As
juízas do trabalho Alice Maria Santos Braga e Hineuma Márcia
Cavalcanti Hage, da vara do Trabalho de Barreiras, município
da Região Oeste do Estado da Bahia, em reclamações
trabalhistas ajuizadas por vítimas de trabalho análogo
à escravo, assessoradas pela Associação de
Advogados de Trabalhadores Rurais no Estado da Bahia (AATR) e
pelo Sindicato de Trabalhadores Rurais de São Desidério
(STR), concederam os pedidos de indenização por
danos morais contra a empresa Roda Velha e Eustáquio da
Silveira Vargas, proprietário da Fazenda Laranjeira, por
submeterem empregados/as a trabalho análogo à escravidão.
Em
sentença de 21 de janeiro de 2005, a juíza Alice
Maria Santos Braga condenou o gato José Leite
Filho e, subsidiariamente, a empresa Roda Velha Agro-industrial
a pagar indenização compensatória por dano
moral, no montante de metade do piso normativo por dia de duração
do vínculo empregatício, totalizando R$ 5.400,00;
aviso prévio, gratificação natalina, férias
proporcionais, FGTS e multa de 40%; salários retidos de
todo o vínculo; indenização compensatória,
na razão de meio quinto salário mínimo legal,
pelo não cadastramento no PIS; e anotações
na carteira profissional.
A juíza Hineuma Márcia Cavalcanti Hage, em 29 de
março de 2005, condenou Eustáquio da Silveira Vargas,
proprietário da Fazenda Laranjeira, em danos morais no
montante do piso normativo por dia de duração do
vínculo empregatício, totalizando R$ 10.800,00;
deferindo-se, ainda, a verba honorária em favor do sindicato
assistente, no percentual de 15% sobre o valor da condenação.
As
condenações representam passos importantes para
o trabalho de prevenção e erradicação
do trabalho escravo na Bahia.

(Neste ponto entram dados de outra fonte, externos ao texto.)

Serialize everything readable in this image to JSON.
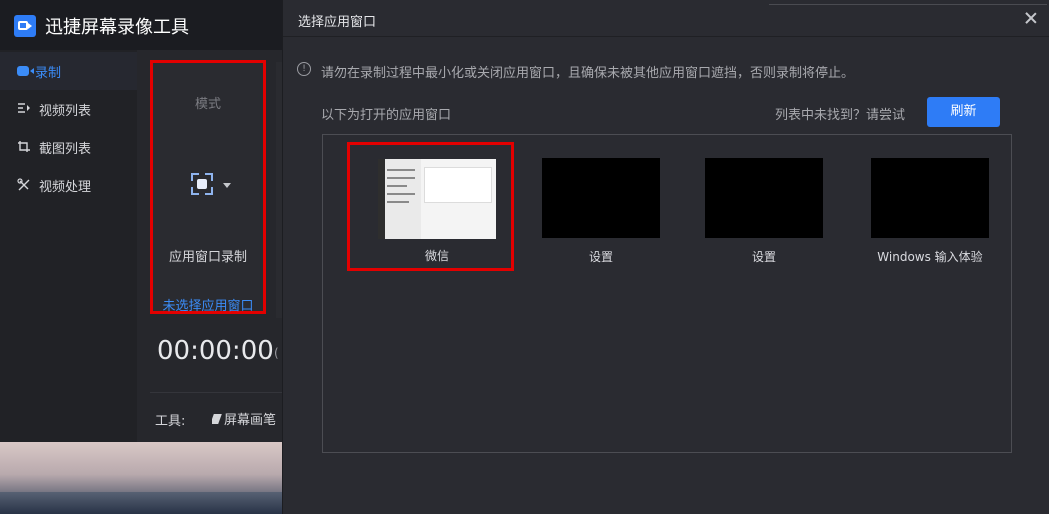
{
  "app": {
    "title": "迅捷屏幕录像工具",
    "logo_icon": "video-camera-icon",
    "accent": "#2e7cf6"
  },
  "sidebar": {
    "items": [
      {
        "label": "录制",
        "icon": "video-camera-icon",
        "active": true
      },
      {
        "label": "视频列表",
        "icon": "video-list-icon",
        "active": false
      },
      {
        "label": "截图列表",
        "icon": "screenshot-list-icon",
        "active": false
      },
      {
        "label": "视频处理",
        "icon": "tools-icon",
        "active": false
      }
    ]
  },
  "main": {
    "mode_label": "模式",
    "mode_icon": "screen-region-icon",
    "mode_name": "应用窗口录制",
    "mode_status": "未选择应用窗口",
    "timer": "00:00:00",
    "timer_extra": "(",
    "tools_label": "工具:",
    "tool_pen_label": "屏幕画笔"
  },
  "dialog": {
    "title": "选择应用窗口",
    "close_icon": "close-icon",
    "warning_icon": "info-circle-icon",
    "warning": "请勿在录制过程中最小化或关闭应用窗口，且确保未被其他应用窗口遮挡，否则录制将停止。",
    "list_heading": "以下为打开的应用窗口",
    "not_found": "列表中未找到？请尝试",
    "refresh_label": "刷新",
    "windows": [
      {
        "label": "微信",
        "selected": true
      },
      {
        "label": "设置",
        "selected": false
      },
      {
        "label": "设置",
        "selected": false
      },
      {
        "label": "Windows 输入体验",
        "selected": false
      }
    ]
  },
  "colors": {
    "highlight": "#e30000",
    "link": "#3b8cf7",
    "button": "#2e7cf6"
  }
}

Em primeiro lugar, ela significa
o reconhecimento jurídico-estatal da presença dessa
chaga em nossas plagas. Em segundo lugar, reconhece os direitos
e os danos morais atinentes às próprias vítimas,
ressarcindo-os de alguma forma pelo que os mesmos suportaram,
inserindo-os num contexto e luta por direitos, recuperação
da auto-estima e cidadania. Por outro lado, demonstra a falta
de estrutura/vontade do Estado, também no campo da assistência
jurídica, para atender a demandas individuais dessa natureza,
com forte dimensão transindividual.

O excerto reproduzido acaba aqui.